15/12/2019 / 17:32
Eduardo Díaz


Imagenes

Una tasca de Guadalajara con sabor añejo: Casa Claudio

Su propietario era Claudio García y en sus comienzos únicamente se servían bebidas.


Se acercan las fiestas navideñas y en el rincón de esta semana vamos a recordar a una tasca de nuestra ciudad que todavía sigue abierta y es un referente del barrio del Alamín, nos estamos refiriendo a Casa Claudio. La Taberna de Claudio abrió sus puertas en el año 1940, en una casa situada junto a la parroquia de Santa María e igualmente anexa al palacio de los Guzmanes, hoy convertido en una residencia de estudiantes.

Su propietario era Claudio García y en sus comienzos únicamente se servían bebidas. La especialidad de la casa era el chato de vino, el cual procedía de la localidad madrileña de Colmenar de la Oreja. Este singular vino se servía solo o acompañado de gaseosa, limón y el típico sifón que se fabricaba en la Industrial de Guadalajara.
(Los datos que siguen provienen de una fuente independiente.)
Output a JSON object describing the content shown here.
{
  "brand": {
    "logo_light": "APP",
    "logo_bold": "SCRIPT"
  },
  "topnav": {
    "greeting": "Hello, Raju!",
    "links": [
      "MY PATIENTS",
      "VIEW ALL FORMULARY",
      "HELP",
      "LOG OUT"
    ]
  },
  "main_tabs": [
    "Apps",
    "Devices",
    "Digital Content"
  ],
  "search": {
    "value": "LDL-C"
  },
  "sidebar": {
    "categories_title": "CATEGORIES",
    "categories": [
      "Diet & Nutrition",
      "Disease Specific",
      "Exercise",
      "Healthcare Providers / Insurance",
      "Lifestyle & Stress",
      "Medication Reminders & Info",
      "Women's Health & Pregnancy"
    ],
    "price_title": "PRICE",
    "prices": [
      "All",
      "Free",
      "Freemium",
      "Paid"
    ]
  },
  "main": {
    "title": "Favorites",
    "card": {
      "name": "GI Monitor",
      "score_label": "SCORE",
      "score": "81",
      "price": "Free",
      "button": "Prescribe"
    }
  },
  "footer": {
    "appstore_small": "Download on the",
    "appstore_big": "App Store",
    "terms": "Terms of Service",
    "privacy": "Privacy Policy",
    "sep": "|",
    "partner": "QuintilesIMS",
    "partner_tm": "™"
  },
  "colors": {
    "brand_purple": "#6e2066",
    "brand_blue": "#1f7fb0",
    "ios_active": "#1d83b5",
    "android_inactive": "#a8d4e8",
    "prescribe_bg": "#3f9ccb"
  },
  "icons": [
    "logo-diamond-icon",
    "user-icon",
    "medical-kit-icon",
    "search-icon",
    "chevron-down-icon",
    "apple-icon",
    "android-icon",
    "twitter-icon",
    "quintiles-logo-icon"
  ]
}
El camión de vino visitaba nuestra ciudad los miércoles y aparte de Casa Claudio repartía su genero en el bar La Palma, El Ángel, La Escalerilla y por último en el bar Resti, localizado en la colonia de Sanz Vázquez.

La principal clientela de Casa Claudio eran los vecinos de la barriada del Alamín y en las tardes, acompañados de un buen café, se disputaban reñidas partidas de: mus, brisca, tute y dominó. La tasca de Claudio era parada obligatoria en las fechas navideñas, allí los vecinos, al calor de la estufa, entonaban todo tipo de villancicos, ya que no hay que olvidar que en este humilde barrio de la ciudad la Navidad era y lo sigue siendo la fiesta grande de sus moradores.
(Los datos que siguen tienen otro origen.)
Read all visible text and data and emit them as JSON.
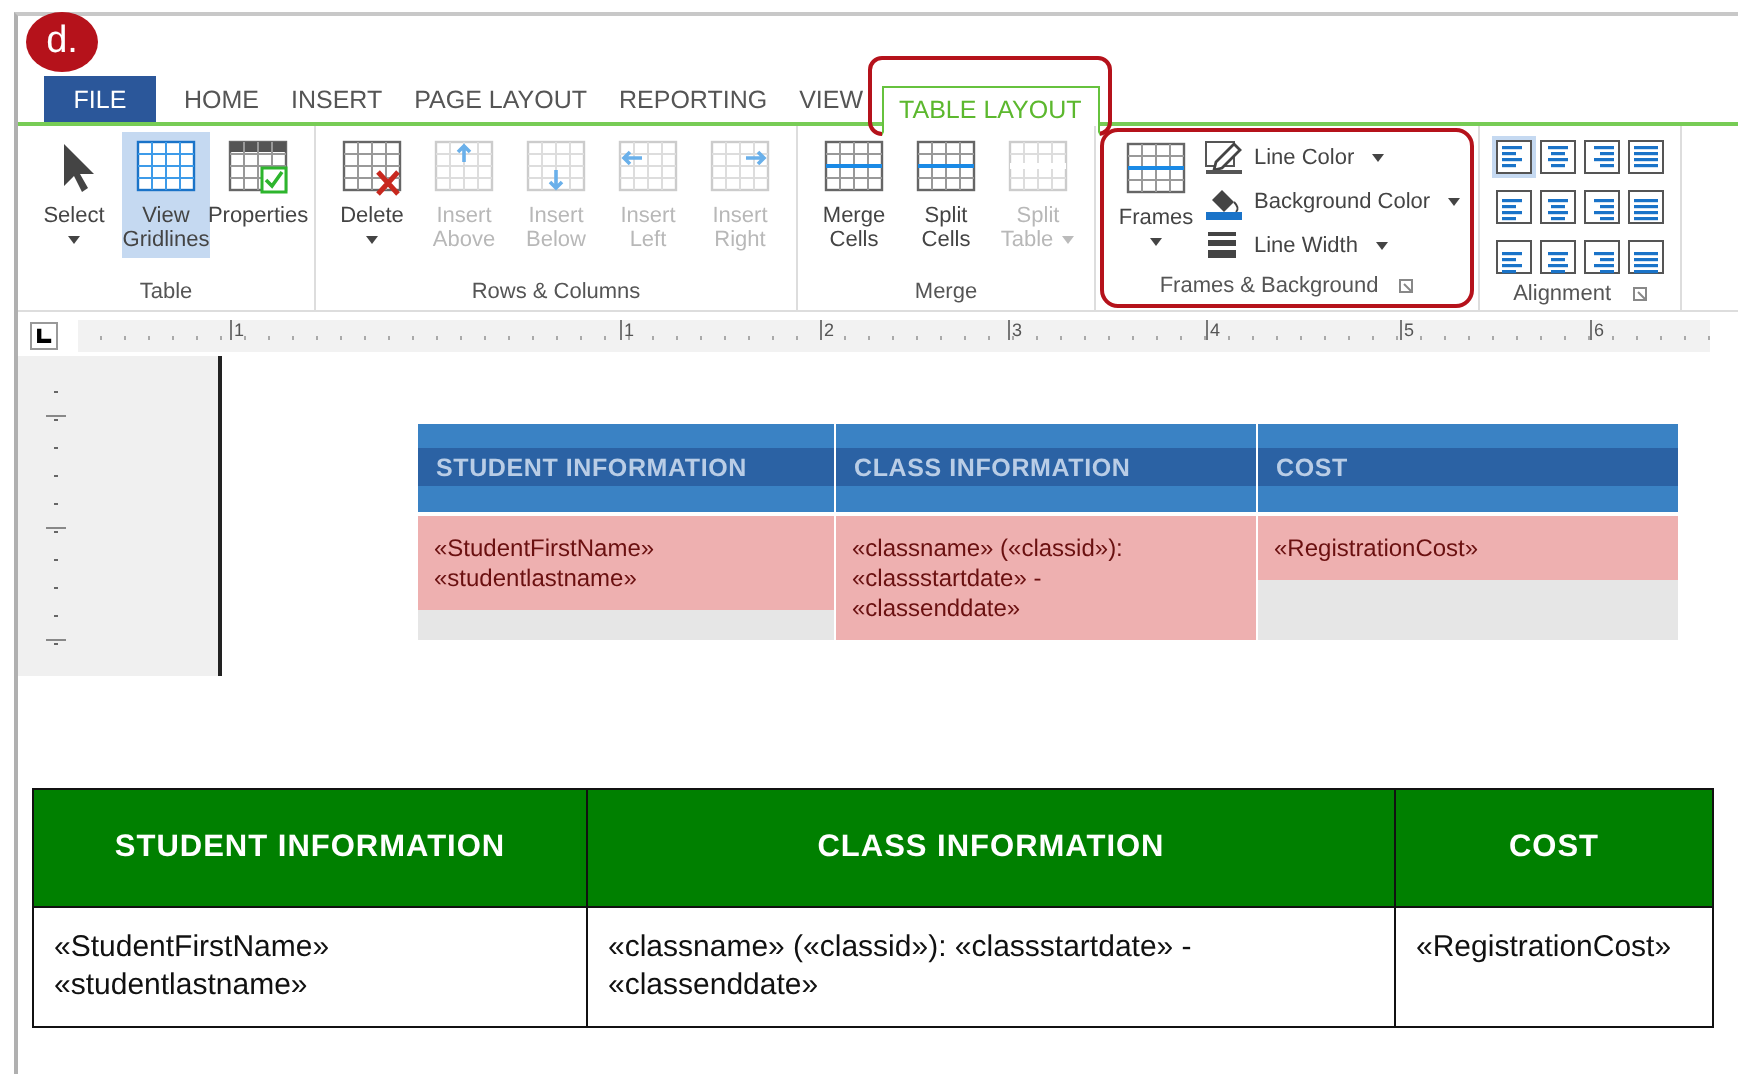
{
  "badge": "d.",
  "tabs": [
    {
      "label": "FILE",
      "kind": "file",
      "selected": false,
      "highlighted": false
    },
    {
      "label": "HOME",
      "kind": "tab",
      "selected": false,
      "highlighted": false
    },
    {
      "label": "INSERT",
      "kind": "tab",
      "selected": false,
      "highlighted": false
    },
    {
      "label": "PAGE LAYOUT",
      "kind": "tab",
      "selected": false,
      "highlighted": false
    },
    {
      "label": "REPORTING",
      "kind": "tab",
      "selected": false,
      "highlighted": false
    },
    {
      "label": "VIEW",
      "kind": "tab",
      "selected": false,
      "highlighted": false
    },
    {
      "label": "TABLE LAYOUT",
      "kind": "tab",
      "selected": true,
      "highlighted": true
    }
  ],
  "ribbon": [
    {
      "name": "Table",
      "highlighted": false,
      "launcher": false,
      "items": [
        {
          "kind": "select",
          "label": "Select",
          "dropdown": true,
          "disabled": false,
          "selected": false
        },
        {
          "kind": "gridlines",
          "label": "View Gridlines",
          "dropdown": false,
          "disabled": false,
          "selected": true
        },
        {
          "kind": "properties",
          "label": "Properties",
          "dropdown": false,
          "disabled": false,
          "selected": false
        }
      ]
    },
    {
      "name": "Rows & Columns",
      "highlighted": false,
      "launcher": false,
      "items": [
        {
          "kind": "delete",
          "label": "Delete",
          "dropdown": true,
          "disabled": false,
          "selected": false
        },
        {
          "kind": "insert-above",
          "label": "Insert Above",
          "dropdown": false,
          "disabled": true,
          "selected": false
        },
        {
          "kind": "insert-below",
          "label": "Insert Below",
          "dropdown": false,
          "disabled": true,
          "selected": false
        },
        {
          "kind": "insert-left",
          "label": "Insert Left",
          "dropdown": false,
          "disabled": true,
          "selected": false
        },
        {
          "kind": "insert-right",
          "label": "Insert Right",
          "dropdown": false,
          "disabled": true,
          "selected": false
        }
      ]
    },
    {
      "name": "Merge",
      "highlighted": false,
      "launcher": false,
      "items": [
        {
          "kind": "merge",
          "label": "Merge Cells",
          "dropdown": false,
          "disabled": false,
          "selected": false
        },
        {
          "kind": "split",
          "label": "Split Cells",
          "dropdown": false,
          "disabled": false,
          "selected": false
        },
        {
          "kind": "split-table",
          "label": "Split Table",
          "dropdown": true,
          "disabled": true,
          "selected": false
        }
      ]
    },
    {
      "name": "Frames & Background",
      "highlighted": true,
      "launcher": true,
      "items": [
        {
          "kind": "frames",
          "label": "Frames",
          "dropdown": true,
          "disabled": false,
          "selected": false
        }
      ],
      "small_items": [
        {
          "kind": "line-color",
          "label": "Line Color",
          "dropdown": true
        },
        {
          "kind": "background-color",
          "label": "Background Color",
          "dropdown": true
        },
        {
          "kind": "line-width",
          "label": "Line Width",
          "dropdown": true
        }
      ]
    },
    {
      "name": "Alignment",
      "highlighted": false,
      "launcher": true,
      "align_options": [
        {
          "selected": true
        },
        {
          "selected": false
        },
        {
          "selected": false
        },
        {
          "selected": false
        },
        {
          "selected": false
        },
        {
          "selected": false
        },
        {
          "selected": false
        },
        {
          "selected": false
        },
        {
          "selected": false
        },
        {
          "selected": false
        },
        {
          "selected": false
        },
        {
          "selected": false
        }
      ]
    }
  ],
  "ruler": {
    "labels": [
      "1",
      "1",
      "2",
      "3",
      "4",
      "5",
      "6"
    ]
  },
  "editor_table": {
    "columns": [
      "STUDENT INFORMATION",
      "CLASS INFORMATION",
      "COST"
    ],
    "cells": [
      "«StudentFirstName» «studentlastname»",
      "«classname» («classid»): «classstartdate» - «classenddate»",
      "«RegistrationCost»"
    ]
  },
  "output_table": {
    "columns": [
      "STUDENT INFORMATION",
      "CLASS INFORMATION",
      "COST"
    ],
    "cells": [
      "«StudentFirstName» «studentlastname»",
      "«classname» («classid»):  «classstartdate» - «classenddate»",
      "«RegistrationCost»"
    ]
  }
}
En el año 1980 Claudio cedió el local a su sobrino Francisco Montes, el cual era conocido popularmente en nuestra ciudad con el apodo de “ Curro”. Su esposa “ La Pepa” se hizo cargo de la cocina en la parte alta del edificio. Pronto y debido a su gran fama de guisandera se hicieron famosas sus raciones de bacalao rebozado, las famosas tortillas de patatas, los huevos fritos y las inigualables alitas de Pollo. Todos los miércoles de la semana se hacían las judías con morro de cerdo, autentica atracción de la casa. 

Tan felices y a gusto se encontraban los clientes en este local que Curro muchas noches se las veía y deseaba para cerrar el establecimiento y dirigirse a su domicilio a descansar. Existe una curiosa anécdota de una noche en la que un cliente se quedó dormido sobre una de las mesas y no había manera de despertarlo. El propietario tuvo que llamar por teléfono a sus familiares y cuando estos aparecieron en el local, rogaba y suplicaba quedarse a dormir en el local al que consideraba su casa.

Con el paso del tiempo fue el hijo de los propietarios el que tomó las riendas del local. El joven Sergio Montes, conocido cariñosamente como “ El Tiles”, dio al local un aire bohemio y juvenil e incluso en su local se fundó la simpática peña: “Carmelitas Descalzos”, para animar y seguir desde Guadalajara al equipo de fútbol andaluz del Cádiz. En la actualidad el local es frecuentado por la juventud arriacense en las tardes y noches, con un ambiente sano y jovial. Pero en el recuerdo de los más mayores del barrio del Alamín siempre quedará el Casa Claudio.